The Tejano scene in Houston is as unpredictable as the Gulf Coast weather. One day a club is hot; the next day it's shuttered and silent. Hallabaloo's is the exception. Set in a gritty southeast neighborhood, the club has kept the Tejano fires burning in Houston for nearly ten years. Wednesday night is live Tejano night. Top acts like Bobby Pulido, Los Chamacos and Joe Lopez set couples twirling with their festive sounds. Tuck in your shirt and head inside to a world of starched jeans and heartfelt gritos emanating from under white Stetsons.
So Gabrielle Hale's Winedale Publishing isn't exactly new (she founded the press in 1996). But at the beginning, it looked like Winedale might be little more than an excuse to bring back into print the scattered remains of husband and Houston Chronicle columnist Leon Hale's oeuvre (some of which surely was penned at Hale's "old place" in Winedale, Texas). But as the years pass and Windedale's list grows, it becomes increasingly clear that Hale has larger ambitions for her small house. Yes, Leon's older work is happily back in print, alongside a new remembrance of foods past by the inventor, for better or worse, of the shopworn "Soupwich." But Winedale's list also now includes the novel Gabriel's Eye by SMU eminence C.W. Smith, and four fiction titles, including the new Drinking with the Cook, by the well-reviewed Laura Furman. Look for forthcoming titles by first-time Texas novelists Lynn Miller and former Press staff David Theis.

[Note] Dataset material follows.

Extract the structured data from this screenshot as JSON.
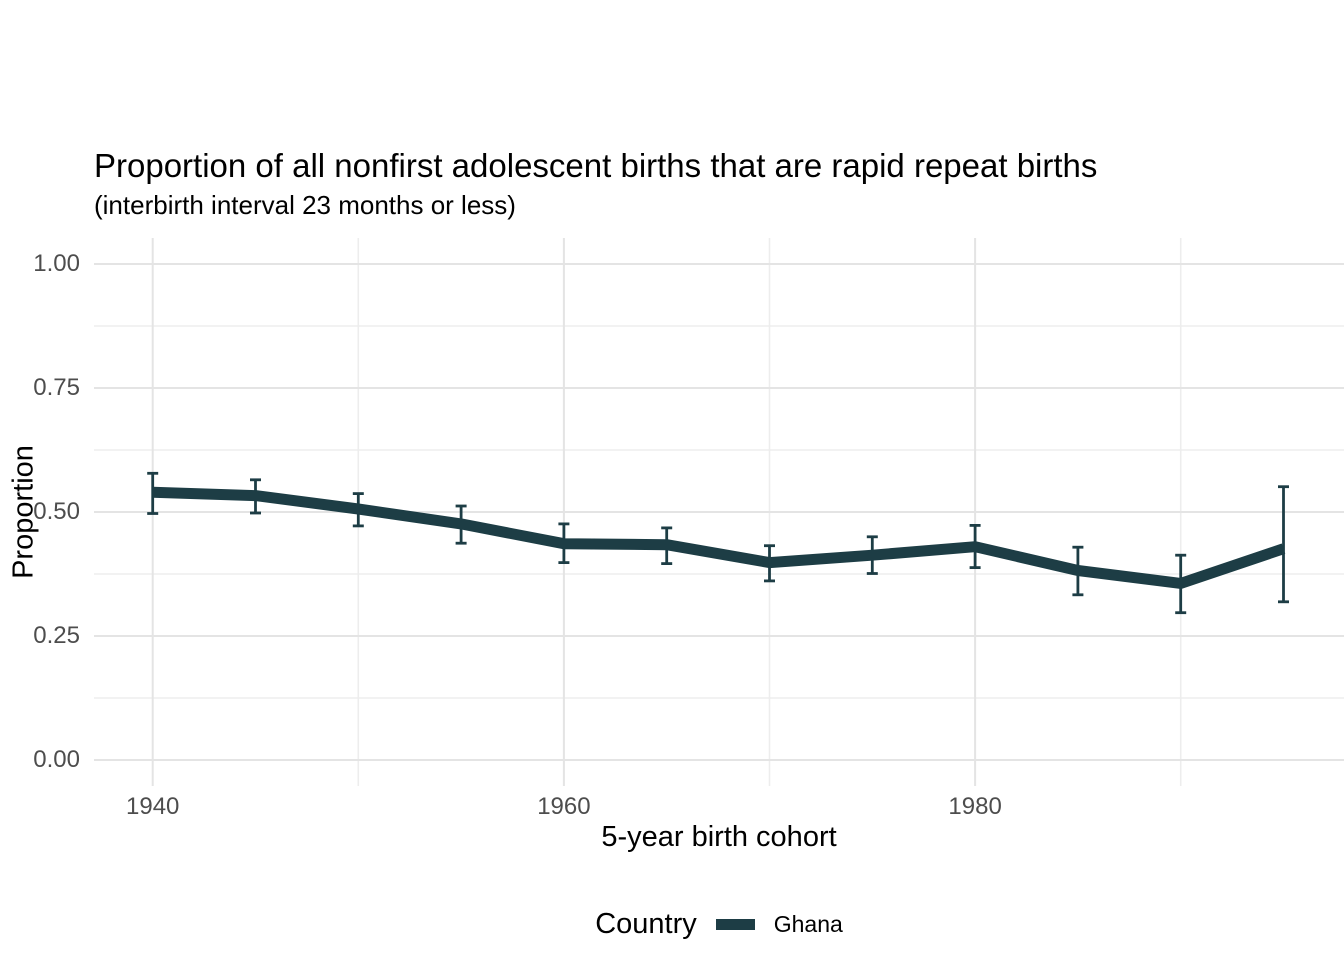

When All D. Freemon was looking for a venue to replace the vacuum in black comedy that followed the demise of the Jus' Jokin' club, he turned to the former BYOB discotheque founded by Houston NewsPages publisher Francis Page Sr. in '71. Though primarily an open mike for comedians of all stripes and colors, the Thunder Thursdays showcase has already landed such talent as blaxploitation icon Rudy Ray Moore (a.k.a. Dolemite) and Renaldo Ray of BET's Comicview to kick off the evening. Here's to keeping diversity in the local comedy scene.
Mary Benton stands out in the KPRC-TV crowd as a tough, capable, "no frills just the story" reporter. She was omnipresent during the aftermath of the June 9 flood, holding court in knee-deep water clad in galoshes and wielding a cordless mike. A native of Harlingen, Benton earned a journalism degree from the University of Texas while specializing in government and political science. She started her professional TV career in the Central Texas market at KCEN-TV and later moved to KTBC-TV in Austin as education reporter. Since joining KPRC in 1994 she has provided a welcome face of professionalism at a station engulfed by Buzz Ladies, traffic reporters-turned-news anchors and flash-trash graphics. Benton is not the only member of her family to have a high profile in Houston. Her brother, Levi Benton, is a Republican district judge appointed by then-governor George W. Bush.